POURQUOI ? Un jour, alors qu’elle se « grattait les amygdales avec le stylo », elle a chuté et a malencontreusement avalé l’objet, a t-elle raconté à la revue médicale britannique le « British Medical Journal« . Mais quand elle décide de raconter ce qui lui est arrivé à son mari et à son médecin, personne ne la croit. Résultat : la Britannique, à l’époque âgée d’une cinquantaine d’années, finit par oublier la présence de ce corps étranger dans son appareil digestif.
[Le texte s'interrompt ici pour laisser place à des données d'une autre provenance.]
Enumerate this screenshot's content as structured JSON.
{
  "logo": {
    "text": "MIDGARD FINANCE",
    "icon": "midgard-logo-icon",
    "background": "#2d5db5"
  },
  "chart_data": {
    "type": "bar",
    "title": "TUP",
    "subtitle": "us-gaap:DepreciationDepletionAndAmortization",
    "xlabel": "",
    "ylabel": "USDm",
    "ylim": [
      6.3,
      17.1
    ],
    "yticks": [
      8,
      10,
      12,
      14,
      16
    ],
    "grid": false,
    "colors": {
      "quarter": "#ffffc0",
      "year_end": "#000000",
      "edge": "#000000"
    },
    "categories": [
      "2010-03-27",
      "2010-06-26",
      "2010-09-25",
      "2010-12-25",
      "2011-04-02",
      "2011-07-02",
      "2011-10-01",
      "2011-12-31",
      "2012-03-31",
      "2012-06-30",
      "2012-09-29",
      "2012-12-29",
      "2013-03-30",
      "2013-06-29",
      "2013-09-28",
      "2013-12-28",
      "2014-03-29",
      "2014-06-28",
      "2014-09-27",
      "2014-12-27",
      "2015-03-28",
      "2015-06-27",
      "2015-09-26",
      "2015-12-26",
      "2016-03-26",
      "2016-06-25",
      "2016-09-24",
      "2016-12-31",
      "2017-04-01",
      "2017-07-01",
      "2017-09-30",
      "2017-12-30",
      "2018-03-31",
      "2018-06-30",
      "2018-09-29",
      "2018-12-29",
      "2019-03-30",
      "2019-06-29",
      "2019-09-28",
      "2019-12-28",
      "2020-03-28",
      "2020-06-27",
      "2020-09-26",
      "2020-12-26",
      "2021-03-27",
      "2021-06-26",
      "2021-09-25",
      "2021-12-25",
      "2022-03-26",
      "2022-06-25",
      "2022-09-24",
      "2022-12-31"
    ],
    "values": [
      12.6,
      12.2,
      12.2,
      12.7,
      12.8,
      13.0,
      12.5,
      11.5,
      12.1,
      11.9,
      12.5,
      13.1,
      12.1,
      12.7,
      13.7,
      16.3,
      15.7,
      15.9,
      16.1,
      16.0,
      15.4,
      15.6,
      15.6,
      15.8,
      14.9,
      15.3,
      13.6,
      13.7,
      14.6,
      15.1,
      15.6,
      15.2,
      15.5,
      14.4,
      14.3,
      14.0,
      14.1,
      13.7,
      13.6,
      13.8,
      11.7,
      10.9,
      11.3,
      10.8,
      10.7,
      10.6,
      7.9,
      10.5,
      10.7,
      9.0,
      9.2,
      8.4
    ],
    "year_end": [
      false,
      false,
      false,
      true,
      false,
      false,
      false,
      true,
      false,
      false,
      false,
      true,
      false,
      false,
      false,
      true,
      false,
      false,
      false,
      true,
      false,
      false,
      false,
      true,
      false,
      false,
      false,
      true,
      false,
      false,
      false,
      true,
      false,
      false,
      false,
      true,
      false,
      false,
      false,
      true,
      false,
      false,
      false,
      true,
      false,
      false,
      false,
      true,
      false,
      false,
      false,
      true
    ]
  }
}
Et surprise : une fois le stylo sorti du corps de la femme, les médecins ont constaté qu’il fonctionnait encore…

4 – Des sachets de drogue

FAITS. Un ressortissant de Guinée-Bissau a été arrêté à l’aéroport de Genève en juillet 2013 avec 56 paquets de drogue dans l’estomac. Âgé de 41 ans, cet homme avait éveillé les soupçons des douaniers à son arrivée à l’aéroport (en provenance de Lisbonne) et avait été transféré par la police dans un hôpital pour y subir une radiographie.

POURQUOI ? L’homme a déclaré qu’il transportait 56 sacs d’une drogue qu’il ne connaissait pas et qu’il devait recevoir la somme de 600 euros en échange. En août 2013, selon l’agence Reuters, un chirurgien russe avait été arrêté pour avoir volé un sachet de cinq grammes d’héroïne trouvé dans l’estomac d’un patient lors d’une opération.

5 – Des clous et des pièces de monnaie

FAITS. En novembre 2009, des chirurgiens d’un hôpital de Cajamarca, dans le nord du Pérou, ont retiré près d’un kilo de clous, pièces de monnaie et bouts de fer de l’estomac d’un homme de 34 ans, hospitalisé d’urgence pour un fort mal de ventre.

« J’ai opéré bien des choses, mais autant de choses dans un estomac, c’est vraiment insolite », a déclaré le Dr Delgado, après avoir opéré le patient pendant deux heures.

POURQUOI ? L’homme, hospitalisé avec des douleurs abdominales aiguës, souffrirait de troubles mentaux.